La petite annonce
En ce matin de juin 1946 ma vie terne s’illumine. À la rubrique “petite annonce”, la plus animée du Havre-Éclair, il est écrit : “Jeune femme, jeune fille qui souhaitez voyager, engagez-vous dans l’armée ! ” Je me questionne : L’armée ? Après la guerre ? Rejoindre ceux qui ont tant fait pour nous défendre ? Partir à l’étranger ? Découvrir d’autres horizons ? C’est une curieuse idée.
J’y pense toute la journée et me dis que ce soir, je répondrai à cet appel. Il suffit parfois de quelques lignes pour faire basculer une vie. Il faut toujours oser vivre ses rêves, ils sont beaux. Mais je m’égare…
Que m’apprêtais-je à faire ? Je risquais de tout perdre. Ma famille, mon fiancé, mon métier… Avais-je le droit de leur faire ça ? Mais avais-je également le droit de ME faire ça ? Ne pas être moi, ne pas être celle que je rêvais d’être ? Après de longues minutes de questionnement, la main suspendue au-dessus de cette feuille bleue qui n’attendait que mes mots, j’ai décidé de laisser l’armée décider. J’ai opté pour une écriture factuelle :
Madame, Monsieur,
En réponse à l’annonce parue dans Le Havre Éclair ce jour, je vous adresse ma candidature.
30 ans, célibataire, institutrice, je souhaite ardemment être utile pour la France. Durant les combats je me suis totalement consacrée à mes élèves et aspire maintenant à m’engager pour mon pays.
Vous trouverez ci-joint mes coordonnées….
Une semaine plus tard une enveloppe estampillée PFAT : Personnel Féminin de l’Armée de Terre me convoquait à un entretien parisien.

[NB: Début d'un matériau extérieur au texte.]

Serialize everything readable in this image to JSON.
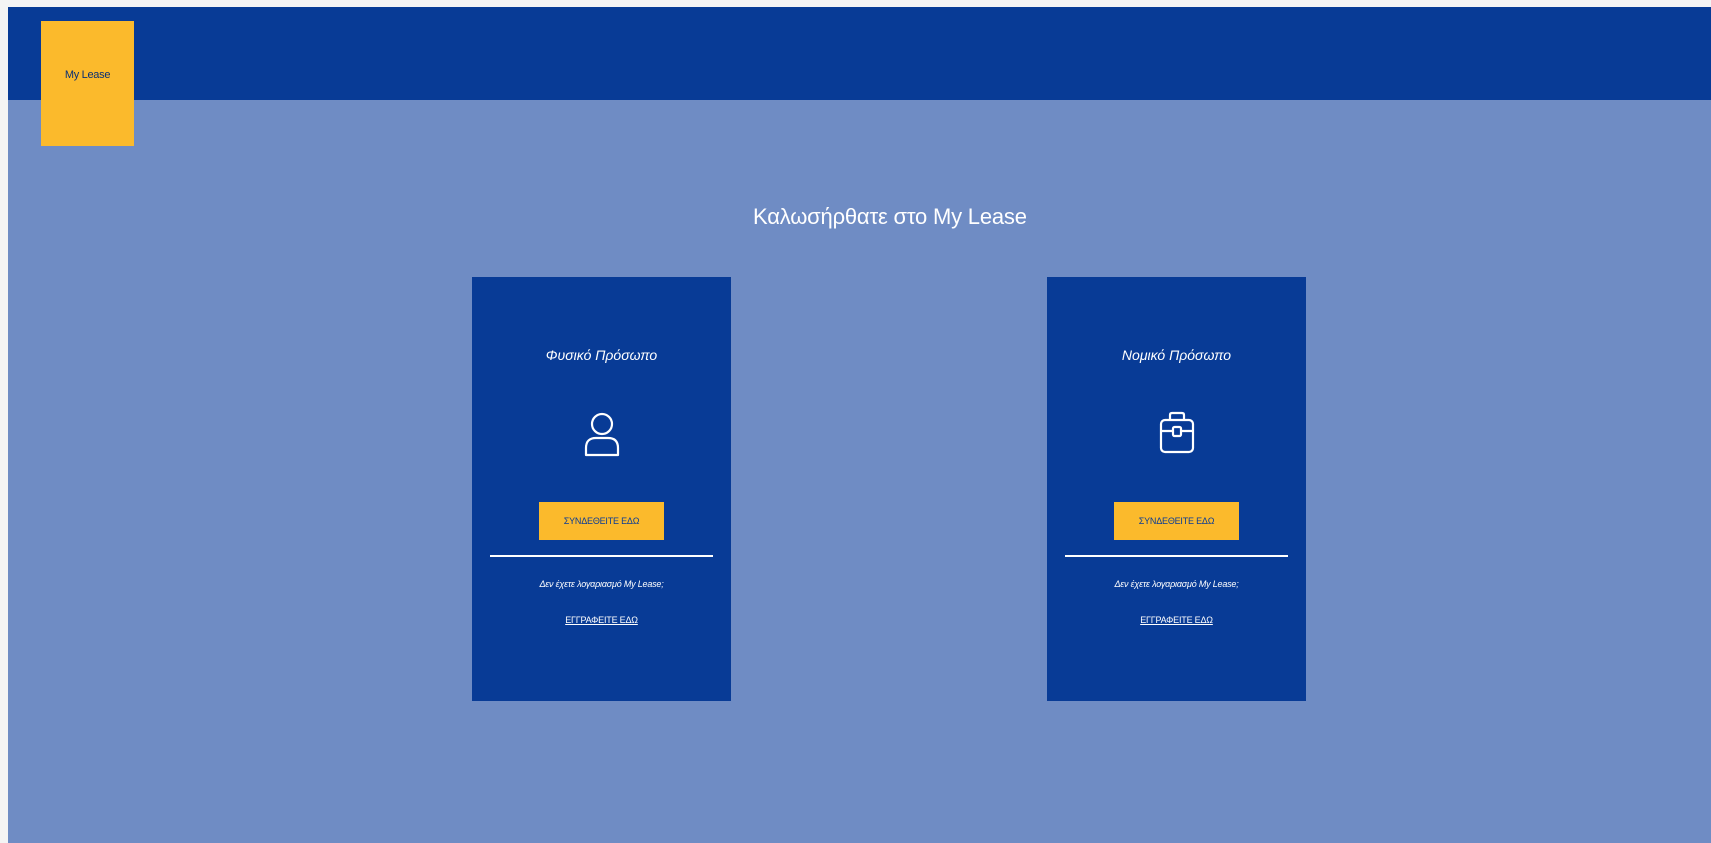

Dehors il faisait beau, les oiseaux chantaient, la vie suivait son cours habituel. Au loin la reconstruction de la ville faisait un bruit de fond permanent. Les travaux ne s’arrêtaient qu’à la tombée de la nuit et reprenaient dès potron-minet. J’ai pensé que c’était ma ville, celle où j’avais grandi, où vivaient ma famille, mes amis, mon fiancé.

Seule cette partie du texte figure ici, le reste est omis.